Biden Expands Trump's Bloated Military Budget
There are many good reasons to condemn both ruling parties. Militarism is one of them.
NOTE: I grew up in Beirut during the Lebanese Civil War and I’ve witnessed the devastation and carnage of military conflict. I selected the image above to illustrate what war actually looks like. It is a photo of an Iraqi girl in agony after her parents were killed by U.S. Soldiers in Tal Afar, Iraq in 2005.
Against the backdrop of the drumbeat of war in Ukraine, Reuters reports:
President Joe Biden is expected to ask Congress for a U.S. defense budget exceeding $770 billion for the next fiscal year as the Pentagon seeks to modernize the military, according to three sources familiar with the negotiations, eclipsing the record budget requests by former President Donald Trump. The budget would benefit the biggest U.S. defense contractors including Lockheed, Northrop Grumman Corp and General Dynamics Corp.

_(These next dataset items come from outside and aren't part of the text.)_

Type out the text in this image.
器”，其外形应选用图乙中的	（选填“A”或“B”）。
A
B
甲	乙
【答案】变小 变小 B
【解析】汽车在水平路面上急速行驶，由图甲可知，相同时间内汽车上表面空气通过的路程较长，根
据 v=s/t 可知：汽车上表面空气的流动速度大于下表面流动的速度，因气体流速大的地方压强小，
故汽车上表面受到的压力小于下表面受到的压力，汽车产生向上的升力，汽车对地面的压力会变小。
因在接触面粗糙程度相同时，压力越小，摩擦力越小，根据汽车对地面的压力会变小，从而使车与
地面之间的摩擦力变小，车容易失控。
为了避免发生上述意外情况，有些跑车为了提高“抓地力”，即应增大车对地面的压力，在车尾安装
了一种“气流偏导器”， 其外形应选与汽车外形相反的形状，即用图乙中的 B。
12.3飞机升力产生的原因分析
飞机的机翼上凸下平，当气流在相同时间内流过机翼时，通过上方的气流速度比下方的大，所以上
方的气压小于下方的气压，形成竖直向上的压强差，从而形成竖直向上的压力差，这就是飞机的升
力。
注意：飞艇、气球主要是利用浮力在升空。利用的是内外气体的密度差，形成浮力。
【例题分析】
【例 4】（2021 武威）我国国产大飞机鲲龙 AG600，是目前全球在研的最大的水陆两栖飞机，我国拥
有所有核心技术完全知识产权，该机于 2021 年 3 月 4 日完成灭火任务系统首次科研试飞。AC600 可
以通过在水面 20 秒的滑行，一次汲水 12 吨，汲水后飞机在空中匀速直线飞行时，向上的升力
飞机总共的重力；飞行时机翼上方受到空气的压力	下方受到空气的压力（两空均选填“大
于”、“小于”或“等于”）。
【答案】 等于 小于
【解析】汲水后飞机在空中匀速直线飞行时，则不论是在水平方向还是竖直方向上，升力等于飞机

To put this budget in context, Biden’s infrastructure bill and Build Back Better Act amount to less than a third the military spending he’s requesting. And of course, Republicans will welcome it, and ask for more. If anything is ‘bipartisan’ in Washington, it’s war.
A common (and worthwhile) exercise among establishment critics is to list the things that the U.S. government won’t provide to its citizens while having seemingly unlimited money for the military:
The list of policies where Biden has out-Trumped Donald Trump grows by the day. It includes border abuses, oil drilling, coronavirus deaths, and military spending. Chris Hedges writes:
When all else fails, when you are clueless about how to halt a 7.5% inflation rate, when your Build Back Better bill is gutted, when you renege on your promise to raise the minimum wage or forgive student debt, when you can’t halt the Republican suppression of voting rights, when you have no idea how to handle the pandemic which has claimed 900,000 lives – 16% of the world’s total deaths although we are less than 5% of the world’s population … when you watch passively as the ecocide gathers momentum, then you must make the public afraid of enemies, foreign and domestic. You must manufacture an existential threat.
Democrats and liberals will assail leftists as “fascist enablers” for speaking the truth. And they will go back to voting harder for the ‘blue team,’ as though that changes anything.
As I noted recently, large majorities of Americans favor ending the two-party monopoly:
Sixty-two percent of U.S. adults say the "parties do such a poor job representing the American people that a third party is needed," an increase from 57% in September. Meanwhile, 33% of Americans believe the two major political parties are doing an adequate job representing the public, the smallest percentage expressing this view apart from the 26% reading in October 2013.
Considering that political leaders of both ruling parties think making war is more important than ending poverty, hunger, and homelessness, is it any wonder people want a change?
It is unquestionably true, even if discomforting, that meaningful change benefitting the average American is less and less likely going to happen at the ballot box.